How do you differentiate #1=e^(xy)/(e^x+xy)#?
From the given
therefore
God bless....I hope the explanation is useful.
By signing up, you agree to our Terms of Service and Privacy Policy
To differentiate (1 = \frac{e^{xy}}{e^x + xy}) with respect to (x), apply the quotient rule:
Let (u = e^{xy}) and (v = e^x + xy).
Then, apply the quotient rule:
[ \frac{d}{dx}\left(\frac{u}{v}\right) = \frac{u'v - uv'}{v^2} ]
where (u') and (v') denote the derivatives of (u) and (v) with respect to (x), respectively.
Now, find (u') and (v'):
[ u' = \frac{d}{dx}(e^{xy}) = ye^{xy} ]
[ v' = \frac{d}{dx}(e^x + xy) = e^x + y ]

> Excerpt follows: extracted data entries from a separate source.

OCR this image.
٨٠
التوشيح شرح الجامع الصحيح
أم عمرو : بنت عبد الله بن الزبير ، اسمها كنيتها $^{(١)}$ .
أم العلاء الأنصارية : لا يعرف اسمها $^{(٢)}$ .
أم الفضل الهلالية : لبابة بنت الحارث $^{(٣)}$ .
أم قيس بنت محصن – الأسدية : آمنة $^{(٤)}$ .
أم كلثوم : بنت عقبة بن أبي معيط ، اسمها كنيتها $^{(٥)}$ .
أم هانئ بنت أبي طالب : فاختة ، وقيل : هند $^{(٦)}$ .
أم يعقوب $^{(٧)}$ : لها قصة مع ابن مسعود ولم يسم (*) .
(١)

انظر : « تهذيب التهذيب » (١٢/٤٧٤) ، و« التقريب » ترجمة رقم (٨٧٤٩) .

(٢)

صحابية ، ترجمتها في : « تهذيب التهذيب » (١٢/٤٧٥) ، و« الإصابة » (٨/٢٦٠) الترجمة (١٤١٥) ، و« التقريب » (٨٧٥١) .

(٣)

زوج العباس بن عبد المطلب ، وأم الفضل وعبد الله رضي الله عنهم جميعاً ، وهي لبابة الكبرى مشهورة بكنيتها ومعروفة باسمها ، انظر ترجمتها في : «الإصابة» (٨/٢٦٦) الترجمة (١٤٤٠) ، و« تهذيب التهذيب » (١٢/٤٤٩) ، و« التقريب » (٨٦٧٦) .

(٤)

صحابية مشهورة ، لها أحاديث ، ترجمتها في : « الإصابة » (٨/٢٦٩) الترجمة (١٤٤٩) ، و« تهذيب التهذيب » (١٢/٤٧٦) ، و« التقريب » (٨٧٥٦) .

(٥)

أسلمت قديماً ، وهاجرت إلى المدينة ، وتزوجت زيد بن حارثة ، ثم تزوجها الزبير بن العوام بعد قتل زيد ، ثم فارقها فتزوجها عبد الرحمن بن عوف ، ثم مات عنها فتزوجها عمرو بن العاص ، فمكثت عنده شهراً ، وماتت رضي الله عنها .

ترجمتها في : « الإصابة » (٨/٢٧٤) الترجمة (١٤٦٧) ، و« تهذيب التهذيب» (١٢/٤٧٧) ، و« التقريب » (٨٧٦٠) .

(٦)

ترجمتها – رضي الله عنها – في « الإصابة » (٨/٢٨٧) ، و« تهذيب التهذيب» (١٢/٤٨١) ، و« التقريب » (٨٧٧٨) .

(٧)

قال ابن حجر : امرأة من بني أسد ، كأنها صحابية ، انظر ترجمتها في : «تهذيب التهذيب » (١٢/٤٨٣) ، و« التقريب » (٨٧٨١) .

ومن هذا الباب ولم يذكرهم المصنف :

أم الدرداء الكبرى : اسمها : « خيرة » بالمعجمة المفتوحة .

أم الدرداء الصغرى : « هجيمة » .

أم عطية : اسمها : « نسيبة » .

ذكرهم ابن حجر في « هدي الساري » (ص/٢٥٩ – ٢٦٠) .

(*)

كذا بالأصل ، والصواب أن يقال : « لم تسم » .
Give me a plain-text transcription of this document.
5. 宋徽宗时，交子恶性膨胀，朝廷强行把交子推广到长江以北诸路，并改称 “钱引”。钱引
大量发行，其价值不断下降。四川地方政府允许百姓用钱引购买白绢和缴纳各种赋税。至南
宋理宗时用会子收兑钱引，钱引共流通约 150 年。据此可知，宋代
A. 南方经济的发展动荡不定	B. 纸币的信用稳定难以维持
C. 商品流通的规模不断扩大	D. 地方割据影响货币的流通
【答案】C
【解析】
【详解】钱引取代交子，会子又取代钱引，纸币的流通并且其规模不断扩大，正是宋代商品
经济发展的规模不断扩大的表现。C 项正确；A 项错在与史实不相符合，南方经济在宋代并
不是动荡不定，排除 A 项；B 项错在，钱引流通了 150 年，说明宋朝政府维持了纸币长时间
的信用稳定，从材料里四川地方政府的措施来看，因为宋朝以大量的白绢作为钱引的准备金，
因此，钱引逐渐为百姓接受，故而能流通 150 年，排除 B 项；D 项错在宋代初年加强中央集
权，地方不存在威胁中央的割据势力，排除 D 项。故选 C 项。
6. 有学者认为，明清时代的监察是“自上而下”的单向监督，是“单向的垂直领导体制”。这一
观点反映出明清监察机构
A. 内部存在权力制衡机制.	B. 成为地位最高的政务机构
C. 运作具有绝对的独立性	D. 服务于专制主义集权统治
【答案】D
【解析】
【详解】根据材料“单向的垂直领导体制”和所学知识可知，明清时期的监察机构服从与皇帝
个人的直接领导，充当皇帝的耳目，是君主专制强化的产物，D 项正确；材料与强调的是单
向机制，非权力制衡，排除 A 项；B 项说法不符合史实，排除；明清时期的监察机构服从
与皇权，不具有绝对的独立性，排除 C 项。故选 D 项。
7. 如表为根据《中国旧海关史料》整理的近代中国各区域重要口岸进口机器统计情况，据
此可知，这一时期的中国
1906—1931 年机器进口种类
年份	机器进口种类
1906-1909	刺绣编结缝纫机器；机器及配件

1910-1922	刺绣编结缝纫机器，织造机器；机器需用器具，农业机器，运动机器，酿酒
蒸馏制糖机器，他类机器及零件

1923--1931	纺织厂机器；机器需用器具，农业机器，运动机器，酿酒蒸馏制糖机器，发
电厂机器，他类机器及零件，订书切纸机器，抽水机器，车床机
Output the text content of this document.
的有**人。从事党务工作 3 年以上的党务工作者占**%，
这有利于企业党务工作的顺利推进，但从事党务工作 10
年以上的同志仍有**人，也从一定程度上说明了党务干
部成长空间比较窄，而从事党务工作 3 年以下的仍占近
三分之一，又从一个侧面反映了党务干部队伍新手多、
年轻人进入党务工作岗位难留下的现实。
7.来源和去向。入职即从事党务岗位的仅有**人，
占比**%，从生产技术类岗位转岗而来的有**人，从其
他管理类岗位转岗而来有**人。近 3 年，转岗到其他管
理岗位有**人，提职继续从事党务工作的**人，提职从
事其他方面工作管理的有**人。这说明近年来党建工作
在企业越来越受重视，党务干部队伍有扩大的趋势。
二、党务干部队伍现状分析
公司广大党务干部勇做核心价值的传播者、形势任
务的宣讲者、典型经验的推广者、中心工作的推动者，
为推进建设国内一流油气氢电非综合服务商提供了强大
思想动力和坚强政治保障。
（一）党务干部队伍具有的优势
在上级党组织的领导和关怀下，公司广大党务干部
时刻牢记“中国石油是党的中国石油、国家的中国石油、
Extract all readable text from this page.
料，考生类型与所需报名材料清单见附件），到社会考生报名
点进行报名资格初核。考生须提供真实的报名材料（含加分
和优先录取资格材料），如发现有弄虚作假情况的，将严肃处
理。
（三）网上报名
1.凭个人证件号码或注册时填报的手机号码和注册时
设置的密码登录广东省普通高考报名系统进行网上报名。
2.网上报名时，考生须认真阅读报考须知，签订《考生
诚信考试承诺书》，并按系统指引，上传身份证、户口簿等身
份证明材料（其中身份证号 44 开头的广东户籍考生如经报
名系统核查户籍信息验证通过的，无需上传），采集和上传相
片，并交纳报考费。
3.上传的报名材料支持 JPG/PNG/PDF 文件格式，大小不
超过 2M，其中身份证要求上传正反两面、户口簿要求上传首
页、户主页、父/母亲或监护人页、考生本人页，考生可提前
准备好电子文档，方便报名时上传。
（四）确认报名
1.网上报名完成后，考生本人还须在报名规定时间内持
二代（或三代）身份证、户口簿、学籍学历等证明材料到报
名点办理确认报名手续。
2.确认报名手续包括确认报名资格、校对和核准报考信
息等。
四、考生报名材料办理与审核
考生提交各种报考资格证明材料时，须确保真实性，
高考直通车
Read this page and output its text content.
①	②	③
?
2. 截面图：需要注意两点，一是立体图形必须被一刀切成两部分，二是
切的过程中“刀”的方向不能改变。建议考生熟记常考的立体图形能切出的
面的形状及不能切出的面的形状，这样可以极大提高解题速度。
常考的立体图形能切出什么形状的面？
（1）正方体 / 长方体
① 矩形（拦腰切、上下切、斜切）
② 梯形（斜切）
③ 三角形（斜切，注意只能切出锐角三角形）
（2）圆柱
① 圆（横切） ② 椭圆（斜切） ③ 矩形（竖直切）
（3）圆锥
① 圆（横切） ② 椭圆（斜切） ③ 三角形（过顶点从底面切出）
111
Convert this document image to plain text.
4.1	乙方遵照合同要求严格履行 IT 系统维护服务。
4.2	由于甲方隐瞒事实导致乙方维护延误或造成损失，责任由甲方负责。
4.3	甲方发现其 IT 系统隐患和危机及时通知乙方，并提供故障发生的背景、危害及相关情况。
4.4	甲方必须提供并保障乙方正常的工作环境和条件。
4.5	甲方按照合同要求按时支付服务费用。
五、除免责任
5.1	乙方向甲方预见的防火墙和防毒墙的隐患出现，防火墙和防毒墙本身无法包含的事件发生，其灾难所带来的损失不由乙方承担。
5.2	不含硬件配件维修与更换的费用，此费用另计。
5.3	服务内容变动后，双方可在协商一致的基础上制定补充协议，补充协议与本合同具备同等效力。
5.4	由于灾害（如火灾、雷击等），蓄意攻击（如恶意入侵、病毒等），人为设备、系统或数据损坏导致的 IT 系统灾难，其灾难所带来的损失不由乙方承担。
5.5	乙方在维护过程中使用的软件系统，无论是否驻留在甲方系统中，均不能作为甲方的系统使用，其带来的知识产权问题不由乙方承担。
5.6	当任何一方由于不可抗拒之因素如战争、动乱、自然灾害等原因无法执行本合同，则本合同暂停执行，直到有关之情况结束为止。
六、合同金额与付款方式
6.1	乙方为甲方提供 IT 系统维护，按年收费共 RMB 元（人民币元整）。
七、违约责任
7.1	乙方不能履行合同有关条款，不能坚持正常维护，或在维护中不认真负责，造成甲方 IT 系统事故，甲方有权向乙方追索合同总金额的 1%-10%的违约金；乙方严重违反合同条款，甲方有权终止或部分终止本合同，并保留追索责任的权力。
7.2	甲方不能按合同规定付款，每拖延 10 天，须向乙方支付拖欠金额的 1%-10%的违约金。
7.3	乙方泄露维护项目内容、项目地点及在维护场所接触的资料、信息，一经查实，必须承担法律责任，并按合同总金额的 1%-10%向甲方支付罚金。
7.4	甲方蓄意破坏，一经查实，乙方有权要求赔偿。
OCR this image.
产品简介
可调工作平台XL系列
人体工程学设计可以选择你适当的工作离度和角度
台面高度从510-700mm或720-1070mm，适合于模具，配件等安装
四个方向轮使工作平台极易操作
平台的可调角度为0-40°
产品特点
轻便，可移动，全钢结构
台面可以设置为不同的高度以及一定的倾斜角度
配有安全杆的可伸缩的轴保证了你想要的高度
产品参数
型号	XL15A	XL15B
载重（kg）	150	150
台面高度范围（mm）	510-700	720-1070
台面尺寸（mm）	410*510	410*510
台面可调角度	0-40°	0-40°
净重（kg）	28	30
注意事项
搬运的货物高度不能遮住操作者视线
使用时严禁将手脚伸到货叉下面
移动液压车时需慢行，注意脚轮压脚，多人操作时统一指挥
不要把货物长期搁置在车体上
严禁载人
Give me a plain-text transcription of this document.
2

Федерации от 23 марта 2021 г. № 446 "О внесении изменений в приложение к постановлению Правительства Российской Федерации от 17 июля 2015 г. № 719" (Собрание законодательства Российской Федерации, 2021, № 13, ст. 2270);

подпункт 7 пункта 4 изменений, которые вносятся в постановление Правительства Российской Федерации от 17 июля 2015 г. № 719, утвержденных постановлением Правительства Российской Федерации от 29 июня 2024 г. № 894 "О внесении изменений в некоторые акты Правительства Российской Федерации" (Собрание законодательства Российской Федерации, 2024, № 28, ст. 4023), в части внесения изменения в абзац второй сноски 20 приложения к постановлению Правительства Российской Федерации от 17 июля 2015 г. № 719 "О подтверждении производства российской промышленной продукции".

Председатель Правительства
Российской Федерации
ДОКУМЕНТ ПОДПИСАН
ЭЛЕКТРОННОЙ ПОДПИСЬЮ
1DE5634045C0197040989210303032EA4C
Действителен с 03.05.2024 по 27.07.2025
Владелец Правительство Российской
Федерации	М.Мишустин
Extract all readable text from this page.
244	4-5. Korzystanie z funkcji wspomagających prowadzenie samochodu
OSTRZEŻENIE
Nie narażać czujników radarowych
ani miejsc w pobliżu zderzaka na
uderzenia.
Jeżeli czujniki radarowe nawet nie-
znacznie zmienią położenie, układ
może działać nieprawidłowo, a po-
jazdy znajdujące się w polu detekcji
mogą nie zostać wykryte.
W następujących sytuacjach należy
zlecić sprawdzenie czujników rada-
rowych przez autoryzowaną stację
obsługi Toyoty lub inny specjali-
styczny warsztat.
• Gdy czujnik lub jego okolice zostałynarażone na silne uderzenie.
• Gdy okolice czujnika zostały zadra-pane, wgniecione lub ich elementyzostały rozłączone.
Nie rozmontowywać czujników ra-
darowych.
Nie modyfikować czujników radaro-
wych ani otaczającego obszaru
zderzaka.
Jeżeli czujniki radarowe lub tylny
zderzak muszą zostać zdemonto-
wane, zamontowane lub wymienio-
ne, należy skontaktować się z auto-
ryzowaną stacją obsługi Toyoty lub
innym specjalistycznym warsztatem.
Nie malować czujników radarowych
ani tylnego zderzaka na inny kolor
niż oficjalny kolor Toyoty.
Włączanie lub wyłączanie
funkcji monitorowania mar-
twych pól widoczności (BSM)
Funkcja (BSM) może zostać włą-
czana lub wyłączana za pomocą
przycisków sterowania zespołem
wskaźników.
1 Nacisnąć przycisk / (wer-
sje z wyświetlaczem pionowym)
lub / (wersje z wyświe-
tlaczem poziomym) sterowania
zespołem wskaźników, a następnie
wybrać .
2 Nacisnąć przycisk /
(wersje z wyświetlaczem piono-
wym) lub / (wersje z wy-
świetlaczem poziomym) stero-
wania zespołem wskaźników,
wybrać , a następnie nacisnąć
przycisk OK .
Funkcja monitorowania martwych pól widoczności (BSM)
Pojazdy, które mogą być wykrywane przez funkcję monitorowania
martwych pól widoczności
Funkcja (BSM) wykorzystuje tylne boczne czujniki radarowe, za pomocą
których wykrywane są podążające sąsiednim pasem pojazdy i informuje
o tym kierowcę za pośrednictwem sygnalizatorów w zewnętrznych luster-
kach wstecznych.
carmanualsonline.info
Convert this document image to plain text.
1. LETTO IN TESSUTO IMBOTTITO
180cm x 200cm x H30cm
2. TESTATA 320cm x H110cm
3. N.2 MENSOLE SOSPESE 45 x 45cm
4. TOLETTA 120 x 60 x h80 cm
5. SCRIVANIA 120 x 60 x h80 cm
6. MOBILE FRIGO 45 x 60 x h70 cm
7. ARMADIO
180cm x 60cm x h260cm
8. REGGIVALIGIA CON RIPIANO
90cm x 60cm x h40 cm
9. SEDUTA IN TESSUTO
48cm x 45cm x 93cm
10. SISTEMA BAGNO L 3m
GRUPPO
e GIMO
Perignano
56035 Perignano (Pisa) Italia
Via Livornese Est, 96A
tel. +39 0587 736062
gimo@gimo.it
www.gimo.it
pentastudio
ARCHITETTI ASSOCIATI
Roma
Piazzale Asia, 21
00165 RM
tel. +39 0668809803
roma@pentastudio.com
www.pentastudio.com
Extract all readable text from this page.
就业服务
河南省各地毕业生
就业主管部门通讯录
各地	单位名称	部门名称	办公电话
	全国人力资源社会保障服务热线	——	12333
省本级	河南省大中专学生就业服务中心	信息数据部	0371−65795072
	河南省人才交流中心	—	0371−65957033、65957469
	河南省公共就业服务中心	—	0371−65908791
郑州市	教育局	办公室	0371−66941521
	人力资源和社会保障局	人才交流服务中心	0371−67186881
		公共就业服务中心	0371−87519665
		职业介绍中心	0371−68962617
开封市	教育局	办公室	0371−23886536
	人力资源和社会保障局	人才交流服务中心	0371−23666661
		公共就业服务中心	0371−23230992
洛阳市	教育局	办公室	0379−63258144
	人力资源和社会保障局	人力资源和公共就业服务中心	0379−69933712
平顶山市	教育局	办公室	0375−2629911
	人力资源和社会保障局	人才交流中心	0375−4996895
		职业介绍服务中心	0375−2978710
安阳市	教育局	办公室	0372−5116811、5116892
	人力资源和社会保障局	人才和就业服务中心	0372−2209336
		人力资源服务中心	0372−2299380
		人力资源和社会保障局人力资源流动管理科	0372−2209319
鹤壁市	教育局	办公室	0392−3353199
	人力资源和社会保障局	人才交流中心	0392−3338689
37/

Substitute these into the quotient rule formula:
[ \frac{d}{dx}\left(\frac{e^{xy}}{e^x + xy}\right) = \frac{(ye^{xy})(e^x + xy) - (e^{xy})(e^x + y)}{(e^x + xy)^2} ]
Simplify this expression as needed.
By signing up, you agree to our Terms of Service and Privacy Policy
To differentiate (1 = \frac{e^{xy}}{e^x + xy}), we use the quotient rule. The quotient rule states that for functions (u) and (v), the derivative of (u/v) is given by:
[ \frac{d}{dx}\left(\frac{u}{v}\right) = \frac{v \frac{du}{dx} - u \frac{dv}{dx}}{v^2} ]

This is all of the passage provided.